Daarnaast wijs ik op het proces-verbaal van verhoor van de getuige [getuige 1] over de aankoop en de montage van accessoires, alsmede het proces-verbaal van bevindingen van de officier van justitie mr. M.L. Crommelin, van 17 augustus 2004.

Uit een en ander volgt dat [de verdachte/beslagene] gebruiker en eigenaar is van die auto. Ik concludeer dan ook tot ongegrondverklaring van het klaagschrift."

3.4. Het oordeel van de Rechtbank dat de Officier van Justitie voldoende in de gelegenheid is geweest zijn standpunt aan de Rechtbank en de raadsman kenbaar te maken en heeft nagelaten zulks te doen, althans dat standpunt met stukken te onderbouwen, en dat daarom aangenomen moet worden dat de inbeslagname als onrechtmatig moet worden geoordeeld, getuigt van een onjuiste rechtsopvatting.

3.5. De enkele door de Rechtbank in aanmerking genomen nalatigheid van het Openbaar Ministerie kan geen grond vormen voor het oordeel dat de inbeslagneming onrechtmatig is. Een dergelijk oordeel had alleen kunnen worden bereikt op grond van de vaststelling - eventueel op grond van nader onderzoek - van de daarvoor relevante, de beslaglegging zelve betreffende feiten en omstandigheden.

Daarbij komt nog het volgende. De Rechtbank is blijkens hetgeen zij in de passage aanvangend met "Daarnaast" heeft overwogen kennelijk ervan uitgegaan dat het beslag stoelde op art. 94 Sv.

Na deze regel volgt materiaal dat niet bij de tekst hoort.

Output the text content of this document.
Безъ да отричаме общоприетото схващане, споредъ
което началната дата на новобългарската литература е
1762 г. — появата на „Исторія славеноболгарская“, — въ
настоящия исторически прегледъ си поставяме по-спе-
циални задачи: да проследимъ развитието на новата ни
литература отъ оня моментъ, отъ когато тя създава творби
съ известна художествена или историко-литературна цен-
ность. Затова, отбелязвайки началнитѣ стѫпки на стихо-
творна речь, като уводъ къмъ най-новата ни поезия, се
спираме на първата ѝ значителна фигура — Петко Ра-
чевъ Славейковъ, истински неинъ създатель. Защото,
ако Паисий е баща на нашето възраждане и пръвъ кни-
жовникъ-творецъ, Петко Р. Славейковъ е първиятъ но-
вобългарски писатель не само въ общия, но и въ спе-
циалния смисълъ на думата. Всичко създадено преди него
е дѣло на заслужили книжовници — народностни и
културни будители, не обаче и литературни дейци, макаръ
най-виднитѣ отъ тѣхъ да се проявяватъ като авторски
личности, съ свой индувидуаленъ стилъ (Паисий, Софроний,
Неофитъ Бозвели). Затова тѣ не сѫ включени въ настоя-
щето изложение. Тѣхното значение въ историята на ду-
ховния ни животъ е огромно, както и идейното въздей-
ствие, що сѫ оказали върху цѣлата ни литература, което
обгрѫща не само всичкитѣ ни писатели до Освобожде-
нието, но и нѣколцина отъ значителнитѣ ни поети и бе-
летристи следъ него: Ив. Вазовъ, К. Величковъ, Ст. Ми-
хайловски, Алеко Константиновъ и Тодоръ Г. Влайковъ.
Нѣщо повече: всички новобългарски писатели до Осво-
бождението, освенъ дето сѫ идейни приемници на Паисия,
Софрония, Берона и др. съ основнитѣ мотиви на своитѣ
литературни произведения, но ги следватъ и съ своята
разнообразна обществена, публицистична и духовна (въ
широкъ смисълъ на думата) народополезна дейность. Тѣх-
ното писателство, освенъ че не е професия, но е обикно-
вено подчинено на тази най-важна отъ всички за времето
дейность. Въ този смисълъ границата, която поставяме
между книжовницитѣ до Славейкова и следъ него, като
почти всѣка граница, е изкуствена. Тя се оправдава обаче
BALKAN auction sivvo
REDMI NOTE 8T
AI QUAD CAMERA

In het licht van hetgeen de Officier van Justitie heeft aangevoerd omtrent de handhaving van het beslag ter bewaring van het recht tot verhaal voor een op te leggen verplichting tot betaling van een geldbedrag tot ontneming van wederrechtelijk verkregen voordeel en gelet op de in de conclusie van de Advocaat-Generaal onder 3.4 genoemde stukken, had de Rechtbank evenwel blijk moeten geven te hebben onderzocht of het beslag berustte of was komen te berusten op art. 94a Sv. In dat geval zou immers bij de beoordeling van het klaagschrift als maatstaf hebben te gelden of zich het geval voordoet dat buiten redelijke twijfel is dat de klager als derde/niet beslagene als eigenaar van het voorwerp moet worden aangemerkt. Indien dit laatste het geval is zal voorts moeten worden onderzocht of zich de situatie van art. 94a, derde of vierde lid, Sv voordoet.

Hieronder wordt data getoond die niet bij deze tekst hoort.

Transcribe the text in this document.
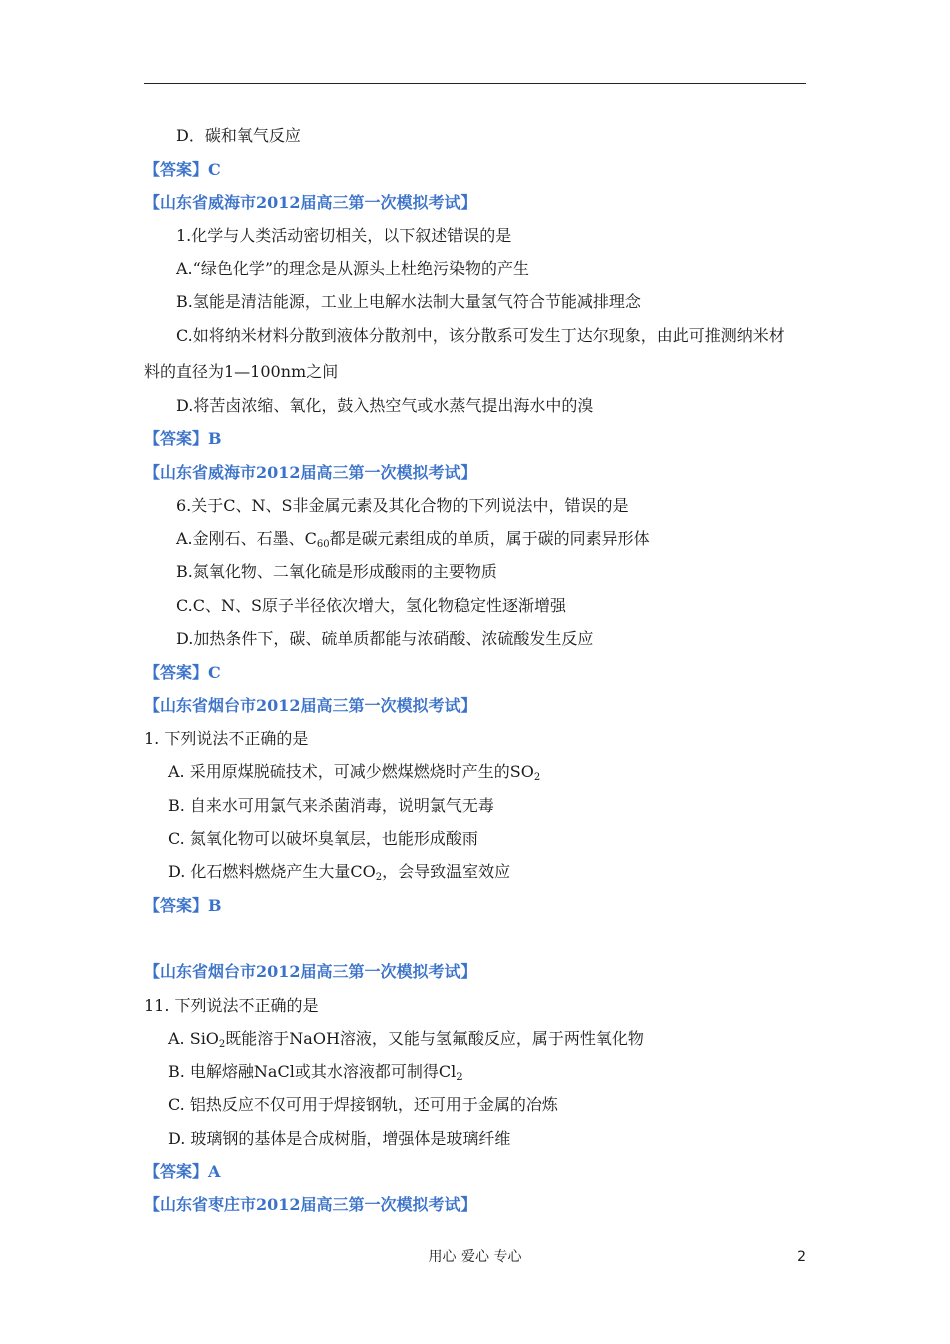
D．碳和氧气反应
【答案】C
【山东省威海市2012届高三第一次模拟考试】
1.化学与人类活动密切相关，以下叙述错误的是
A.“绿色化学”的理念是从源头上杜绝污染物的产生
B.氢能是清洁能源，工业上电解水法制大量氢气符合节能减排理念
C.如将纳米材料分散到液体分散剂中，该分散系可发生丁达尔现象，由此可推测纳米材
料的直径为1—100nm之间
D.将苦卤浓缩、氧化，鼓入热空气或水蒸气提出海水中的溴
【答案】B
【山东省威海市2012届高三第一次模拟考试】
6.关于C、N、S非金属元素及其化合物的下列说法中，错误的是
A.金刚石、石墨、$C_{60}$都是碳元素组成的单质，属于碳的同素异形体
B.氮氧化物、二氧化硫是形成酸雨的主要物质
C.C、N、S原子半径依次增大，氢化物稳定性逐渐增强
D.加热条件下，碳、硫单质都能与浓硝酸、浓硫酸发生反应
【答案】C
【山东省烟台市2012届高三第一次模拟考试】
1. 下列说法不正确的是
A. 采用原煤脱硫技术，可减少燃煤燃烧时产生的$SO_2$
B. 自来水可用氯气来杀菌消毒，说明氯气无毒
C. 氮氧化物可以破坏臭氧层，也能形成酸雨
D. 化石燃料燃烧产生大量$CO_2$，会导致温室效应
【答案】B
【山东省烟台市2012届高三第一次模拟考试】
11. 下列说法不正确的是
A. SiO$_2$既能溶于NaOH溶液，又能与氢氟酸反应，属于两性氧化物
B. 电解熔融NaCl或其水溶液都可制得$Cl_2$
C. 铝热反应不仅可用于焊接钢轨，还可用于金属的冶炼
D. 玻璃钢的基体是合成树脂，增强体是玻璃纤维
【答案】A
【山东省枣庄市2012届高三第一次模拟考试】
用心 爱心 专心	2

3.6. Het middel is dus in zoverre terecht voorgesteld.

4. Slotsom

Hetgeen hiervoor is overwogen brengt mee dat de bestreden beschikking niet in stand kan blijven, het middel voor het overige geen bespreking behoeft en als volgt moet worden beslist.

5. Beslissing

De Hoge Raad:

Vernietigt de bestreden beschikking;

Verwijst de zaak naar het Gerechtshof te Amsterdam, opdat de zaak op het bestaande klaagschrift opnieuw wordt behandeld en afgedaan.

Deze beschikking is gegeven door de vice-president F.H. Koster als voorzitter, en de raadsheren J.W. Ilsink en W.M.E. Thomassen, in bijzijn van de waarnemend griffier M.T.E. van Huut, in raadkamer en uitgesproken ter openbare terechtzitting van 5 juli 2005.

Mr. Ilsink is buiten staat deze beschikking te ondertekenen.